As medidas geraram queixas. Os comerciantes afirmam que há uma superpopulação de rua concentrada em alguns pontos como no Mercado Municipal, que passou a receber os ex-albergados do finado abrigo, e na Praça Tiradentes. E órgãos fiscalizadores apontam que as buscas não podem ter tom de investigação criminal.
Para rearrumar a região, a FAS abrirá neste mês 160 vagas. A primeira unidade iniciará as atividades na segunda-feira, na Rua Rockfeller, e outra na última semana deste mês, na Rua Engenheiros Rebouças.
Principal problema
Pesquisadores entendem, no entanto, que a descentralização dos serviços e foco nos abrigos não atacam o principal problema da cidade: a necessidade de rever o conceito de moradia a curto, médio e longo prazo. No último dia 10, para reparar a sutura causada pelas recomendações, MP-PR, FAS e o Movimento Nacional da População de Rua sentaram à mesa pela primeira vez.
O procurador Olympio de Sá Sotto Maior Neto afirma que a reunião teve tom pacificador. “Reafirmamos a necessidade da FAS apresentar para o Ministério Público, para o Movimento, para a sociedade, um projeto estratégico para atendimento à população em situação de rua. A nossa proposta visa trabalhar imediatamente a perspectiva da moradia, do espaço, para que ele seja pensado como uma espécie de república, pessoas que administram a sua vida, obviamente com supervisão, ou a perspectiva do aluguel social”.
De acordo com Sotto Maior, essas políticas têm funcionado em lugares como Londrina e Belo Horizonte e devem ser encaradas como atualização dos abrigos. As duas políticas pretendem a oferta de autonomia. “Essas alternativas têm um custo muito menor do que manter as casas de acolhimento. Nós sabemos que até mesmo as pessoas em situação de rua rejeitam alguns abrigos. Eles são importantes para fazer aproximação, cadastro, o primeiro atendimento, mas têm que ter a ideia de permitir o autogoverno”, completa.
Professora de Direito e especialista em cidades, Giovanna Bonilha Milano afirma que as políticas habitacionais não costumam respeitar este segmento da população. “O histórico de invisibilidade fica mais evidente no que se refere ao direito à moradia”, afirma. “Construiu-se um modelo hegemônico de provisão habitacional fundado na lógica da casa própria adquirida via crédito, o que não dialoga com as condições reais da população e, muito menos, com as necessidades da população em situação de rua. Essa lógica afasta a moradia de sua identificação como direito humano. Reduz o direito à moradia ao acesso a quatro paredes”, explica.
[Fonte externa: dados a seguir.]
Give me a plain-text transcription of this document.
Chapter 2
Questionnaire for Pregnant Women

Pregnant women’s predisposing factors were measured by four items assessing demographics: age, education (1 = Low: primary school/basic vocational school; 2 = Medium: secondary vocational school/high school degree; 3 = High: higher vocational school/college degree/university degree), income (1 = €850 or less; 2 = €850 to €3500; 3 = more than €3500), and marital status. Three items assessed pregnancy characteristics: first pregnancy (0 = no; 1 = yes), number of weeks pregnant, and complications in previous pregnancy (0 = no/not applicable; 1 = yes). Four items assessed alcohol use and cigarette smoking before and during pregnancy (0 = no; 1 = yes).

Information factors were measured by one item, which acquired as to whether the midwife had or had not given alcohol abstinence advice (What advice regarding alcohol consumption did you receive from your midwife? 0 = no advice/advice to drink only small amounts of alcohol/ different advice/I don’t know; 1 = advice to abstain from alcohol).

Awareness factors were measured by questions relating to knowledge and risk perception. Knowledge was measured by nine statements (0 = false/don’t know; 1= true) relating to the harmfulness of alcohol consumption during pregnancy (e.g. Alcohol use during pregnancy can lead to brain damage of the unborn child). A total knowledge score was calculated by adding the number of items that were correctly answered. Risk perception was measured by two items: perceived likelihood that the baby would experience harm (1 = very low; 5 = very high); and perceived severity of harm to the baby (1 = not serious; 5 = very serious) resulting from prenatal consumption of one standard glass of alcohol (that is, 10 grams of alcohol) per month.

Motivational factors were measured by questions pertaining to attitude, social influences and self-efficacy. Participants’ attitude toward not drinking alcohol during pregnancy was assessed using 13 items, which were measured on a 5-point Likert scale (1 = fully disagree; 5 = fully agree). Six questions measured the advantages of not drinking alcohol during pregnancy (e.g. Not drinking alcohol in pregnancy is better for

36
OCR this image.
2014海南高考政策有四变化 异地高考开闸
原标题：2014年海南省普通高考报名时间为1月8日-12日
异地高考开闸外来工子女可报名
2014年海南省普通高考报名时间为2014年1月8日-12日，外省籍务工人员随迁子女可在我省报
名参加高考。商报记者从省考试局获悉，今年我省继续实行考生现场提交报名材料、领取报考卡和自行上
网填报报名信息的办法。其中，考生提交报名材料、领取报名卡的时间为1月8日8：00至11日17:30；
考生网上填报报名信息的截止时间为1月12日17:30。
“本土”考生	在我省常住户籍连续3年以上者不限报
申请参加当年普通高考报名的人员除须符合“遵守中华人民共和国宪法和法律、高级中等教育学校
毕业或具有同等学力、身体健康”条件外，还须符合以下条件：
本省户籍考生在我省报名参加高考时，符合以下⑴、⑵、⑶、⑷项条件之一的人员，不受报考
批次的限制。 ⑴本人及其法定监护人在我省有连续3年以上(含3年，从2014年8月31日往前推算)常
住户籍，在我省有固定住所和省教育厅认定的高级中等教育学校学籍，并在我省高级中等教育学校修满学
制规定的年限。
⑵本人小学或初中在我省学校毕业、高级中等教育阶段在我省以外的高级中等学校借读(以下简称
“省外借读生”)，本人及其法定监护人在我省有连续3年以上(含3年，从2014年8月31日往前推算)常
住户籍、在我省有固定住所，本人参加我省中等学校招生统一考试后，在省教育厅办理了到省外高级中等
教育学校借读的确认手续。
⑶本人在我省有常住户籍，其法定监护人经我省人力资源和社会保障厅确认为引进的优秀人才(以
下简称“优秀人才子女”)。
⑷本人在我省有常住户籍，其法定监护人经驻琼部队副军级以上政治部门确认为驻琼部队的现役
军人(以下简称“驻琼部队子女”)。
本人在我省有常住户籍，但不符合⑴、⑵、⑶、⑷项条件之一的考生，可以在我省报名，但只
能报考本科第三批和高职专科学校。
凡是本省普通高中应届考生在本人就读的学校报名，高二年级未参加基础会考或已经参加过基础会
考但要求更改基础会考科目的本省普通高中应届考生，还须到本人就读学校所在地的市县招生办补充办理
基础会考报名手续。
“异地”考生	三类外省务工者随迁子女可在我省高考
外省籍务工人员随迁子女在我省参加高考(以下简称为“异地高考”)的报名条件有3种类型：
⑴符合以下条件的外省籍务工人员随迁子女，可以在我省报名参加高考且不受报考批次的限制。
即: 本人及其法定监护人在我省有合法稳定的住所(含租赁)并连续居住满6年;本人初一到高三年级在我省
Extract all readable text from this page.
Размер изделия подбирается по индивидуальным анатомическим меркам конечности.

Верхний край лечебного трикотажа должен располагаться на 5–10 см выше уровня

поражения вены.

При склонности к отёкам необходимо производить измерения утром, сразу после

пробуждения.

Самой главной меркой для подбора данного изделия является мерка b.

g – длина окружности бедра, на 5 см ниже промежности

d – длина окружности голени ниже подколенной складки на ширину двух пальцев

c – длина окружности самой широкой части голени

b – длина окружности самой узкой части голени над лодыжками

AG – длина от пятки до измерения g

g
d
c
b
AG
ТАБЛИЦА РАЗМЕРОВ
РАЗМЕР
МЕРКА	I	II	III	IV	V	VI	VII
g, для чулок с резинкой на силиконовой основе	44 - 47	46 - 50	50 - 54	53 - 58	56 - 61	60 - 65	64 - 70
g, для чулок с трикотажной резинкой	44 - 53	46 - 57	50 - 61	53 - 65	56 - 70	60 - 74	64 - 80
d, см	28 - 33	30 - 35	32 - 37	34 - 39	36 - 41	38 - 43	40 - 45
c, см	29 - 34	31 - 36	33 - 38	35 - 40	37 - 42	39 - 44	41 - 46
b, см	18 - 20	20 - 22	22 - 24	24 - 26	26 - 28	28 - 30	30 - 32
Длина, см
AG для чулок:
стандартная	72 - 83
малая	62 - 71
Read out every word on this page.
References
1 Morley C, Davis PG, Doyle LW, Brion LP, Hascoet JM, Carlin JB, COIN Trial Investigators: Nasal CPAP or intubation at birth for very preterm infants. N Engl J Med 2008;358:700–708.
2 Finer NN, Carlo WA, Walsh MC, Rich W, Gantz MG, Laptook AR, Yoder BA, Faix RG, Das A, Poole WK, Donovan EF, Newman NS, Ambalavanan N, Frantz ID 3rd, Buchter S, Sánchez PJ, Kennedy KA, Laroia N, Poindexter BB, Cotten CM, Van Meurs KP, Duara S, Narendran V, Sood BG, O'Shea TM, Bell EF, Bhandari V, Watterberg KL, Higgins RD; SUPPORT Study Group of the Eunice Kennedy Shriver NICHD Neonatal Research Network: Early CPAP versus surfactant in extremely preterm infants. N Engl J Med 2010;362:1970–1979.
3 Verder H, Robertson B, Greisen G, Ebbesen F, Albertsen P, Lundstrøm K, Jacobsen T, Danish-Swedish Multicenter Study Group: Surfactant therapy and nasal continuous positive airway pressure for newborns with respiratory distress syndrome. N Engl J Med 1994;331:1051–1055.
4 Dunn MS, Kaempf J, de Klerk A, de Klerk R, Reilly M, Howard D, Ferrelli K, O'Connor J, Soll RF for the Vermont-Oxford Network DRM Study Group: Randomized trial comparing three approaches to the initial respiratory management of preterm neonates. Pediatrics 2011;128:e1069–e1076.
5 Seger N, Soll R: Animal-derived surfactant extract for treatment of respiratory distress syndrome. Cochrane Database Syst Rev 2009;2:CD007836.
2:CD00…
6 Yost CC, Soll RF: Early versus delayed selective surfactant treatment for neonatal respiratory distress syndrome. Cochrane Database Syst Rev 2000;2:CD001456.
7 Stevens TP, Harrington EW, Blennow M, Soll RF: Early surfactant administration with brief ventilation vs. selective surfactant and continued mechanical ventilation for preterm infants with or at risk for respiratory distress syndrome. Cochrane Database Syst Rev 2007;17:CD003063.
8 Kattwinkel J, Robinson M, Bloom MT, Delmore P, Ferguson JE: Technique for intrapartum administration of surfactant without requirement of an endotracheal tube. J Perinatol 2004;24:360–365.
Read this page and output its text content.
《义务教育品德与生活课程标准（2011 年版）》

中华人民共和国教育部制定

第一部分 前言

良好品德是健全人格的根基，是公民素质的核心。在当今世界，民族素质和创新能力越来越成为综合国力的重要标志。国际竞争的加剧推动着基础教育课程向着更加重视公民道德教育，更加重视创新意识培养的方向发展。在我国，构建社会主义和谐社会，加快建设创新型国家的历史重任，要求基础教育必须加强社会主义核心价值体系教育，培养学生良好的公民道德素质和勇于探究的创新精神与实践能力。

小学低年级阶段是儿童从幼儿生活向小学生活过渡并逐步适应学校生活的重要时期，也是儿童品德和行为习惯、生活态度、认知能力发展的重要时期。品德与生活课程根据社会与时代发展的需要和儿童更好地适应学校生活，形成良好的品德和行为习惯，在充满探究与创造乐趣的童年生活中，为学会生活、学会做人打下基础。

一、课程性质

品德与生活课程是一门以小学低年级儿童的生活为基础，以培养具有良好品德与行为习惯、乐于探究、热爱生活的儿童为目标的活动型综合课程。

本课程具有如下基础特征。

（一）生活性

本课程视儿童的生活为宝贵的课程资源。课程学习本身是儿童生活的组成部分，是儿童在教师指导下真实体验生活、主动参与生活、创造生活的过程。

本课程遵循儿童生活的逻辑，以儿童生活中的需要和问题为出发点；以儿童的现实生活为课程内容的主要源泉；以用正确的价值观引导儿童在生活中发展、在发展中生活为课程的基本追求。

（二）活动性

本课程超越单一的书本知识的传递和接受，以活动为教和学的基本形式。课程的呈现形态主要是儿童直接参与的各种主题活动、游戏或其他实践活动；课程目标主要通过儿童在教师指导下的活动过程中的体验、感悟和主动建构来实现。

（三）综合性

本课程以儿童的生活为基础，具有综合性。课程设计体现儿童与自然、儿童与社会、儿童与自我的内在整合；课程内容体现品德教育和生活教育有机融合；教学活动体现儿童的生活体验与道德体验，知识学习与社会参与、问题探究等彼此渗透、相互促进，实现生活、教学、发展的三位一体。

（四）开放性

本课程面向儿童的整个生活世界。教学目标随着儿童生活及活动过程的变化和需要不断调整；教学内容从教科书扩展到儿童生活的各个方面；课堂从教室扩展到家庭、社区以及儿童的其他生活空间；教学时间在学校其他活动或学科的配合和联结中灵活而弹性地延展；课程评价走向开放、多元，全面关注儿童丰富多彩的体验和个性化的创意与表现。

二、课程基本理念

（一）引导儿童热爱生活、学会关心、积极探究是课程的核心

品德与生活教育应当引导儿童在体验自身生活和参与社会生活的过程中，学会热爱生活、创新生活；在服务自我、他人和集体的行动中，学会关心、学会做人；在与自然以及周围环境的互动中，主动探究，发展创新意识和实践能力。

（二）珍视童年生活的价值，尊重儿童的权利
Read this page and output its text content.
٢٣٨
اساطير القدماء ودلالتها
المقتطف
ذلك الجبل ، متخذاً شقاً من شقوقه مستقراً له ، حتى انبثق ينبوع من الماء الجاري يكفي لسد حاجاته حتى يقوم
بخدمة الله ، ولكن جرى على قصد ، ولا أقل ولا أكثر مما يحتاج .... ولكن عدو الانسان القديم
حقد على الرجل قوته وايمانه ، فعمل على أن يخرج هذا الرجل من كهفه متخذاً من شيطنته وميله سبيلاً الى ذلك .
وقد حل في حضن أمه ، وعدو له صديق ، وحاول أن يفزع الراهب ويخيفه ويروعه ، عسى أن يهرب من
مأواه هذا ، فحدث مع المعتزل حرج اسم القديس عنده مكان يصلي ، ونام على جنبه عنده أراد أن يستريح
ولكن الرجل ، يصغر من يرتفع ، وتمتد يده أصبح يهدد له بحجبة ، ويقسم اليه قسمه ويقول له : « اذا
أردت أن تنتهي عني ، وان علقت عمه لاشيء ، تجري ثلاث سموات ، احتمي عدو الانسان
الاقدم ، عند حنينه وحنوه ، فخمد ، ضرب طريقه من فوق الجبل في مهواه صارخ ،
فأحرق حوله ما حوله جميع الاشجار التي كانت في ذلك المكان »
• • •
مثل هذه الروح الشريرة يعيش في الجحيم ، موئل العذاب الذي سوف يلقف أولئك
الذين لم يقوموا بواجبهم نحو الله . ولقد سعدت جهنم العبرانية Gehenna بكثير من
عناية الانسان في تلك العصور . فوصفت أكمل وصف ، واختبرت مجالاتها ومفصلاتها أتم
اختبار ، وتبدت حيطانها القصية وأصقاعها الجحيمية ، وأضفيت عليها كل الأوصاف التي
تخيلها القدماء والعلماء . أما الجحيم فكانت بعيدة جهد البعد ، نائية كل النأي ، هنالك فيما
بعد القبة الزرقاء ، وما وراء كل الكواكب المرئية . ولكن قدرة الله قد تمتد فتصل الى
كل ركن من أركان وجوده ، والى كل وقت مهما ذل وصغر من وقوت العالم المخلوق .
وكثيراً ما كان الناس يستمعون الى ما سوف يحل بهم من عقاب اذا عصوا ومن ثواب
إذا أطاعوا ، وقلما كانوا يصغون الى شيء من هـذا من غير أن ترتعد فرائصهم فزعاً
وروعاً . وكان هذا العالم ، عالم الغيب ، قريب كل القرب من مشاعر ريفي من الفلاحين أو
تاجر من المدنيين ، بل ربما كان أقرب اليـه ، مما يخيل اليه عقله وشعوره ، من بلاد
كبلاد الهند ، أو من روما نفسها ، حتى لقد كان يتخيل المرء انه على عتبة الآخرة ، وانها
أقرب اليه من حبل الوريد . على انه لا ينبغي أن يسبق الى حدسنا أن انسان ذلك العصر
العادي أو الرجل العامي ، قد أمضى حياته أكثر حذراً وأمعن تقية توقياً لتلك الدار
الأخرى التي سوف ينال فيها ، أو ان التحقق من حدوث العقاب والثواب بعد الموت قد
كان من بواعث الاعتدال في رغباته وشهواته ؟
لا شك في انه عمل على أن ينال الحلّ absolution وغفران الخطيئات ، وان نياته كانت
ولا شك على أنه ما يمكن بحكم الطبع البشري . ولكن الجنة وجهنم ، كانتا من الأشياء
Para o professor de Ciências Sociais da PUCPR Cezar Bueno de Lima, a rua tem o “caráter de receber indivíduos que estão fora do processo institucional, de mercado, da coisa burocratizada”. Ele também reclama do enfoque da prefeitura. ”A gestão atual vê a população como um problema. Como um grupo que precisa ser inviabilizado. Esse posicionamento reforça uma tendência da incompreensão. Não é fácil quando a cidade opta por respostas que historicamente deram errado como repressão, medo, segregação. A política não pode tornar essas pessoas inimigas. Elas já são vítimas de processos históricos que falharam”, critica.
Leonildo Monteiro Filho, ex-morador de rua, coordenador do Movimento e membro do Conselho Nacional de Direitos Humanos, ligado ao Ministério da Justiça, diz que há uma preocupação em restabelecer esse diálogo com a prefeitura, que teria sido rompido nesta gestão. “A FAS escuta os grandes empresários, os lojistas, quer judicializar a questão. A prefeitura vem coibindo até mesmo entidades religiosas de atender a população com um prato de comida”, afirma.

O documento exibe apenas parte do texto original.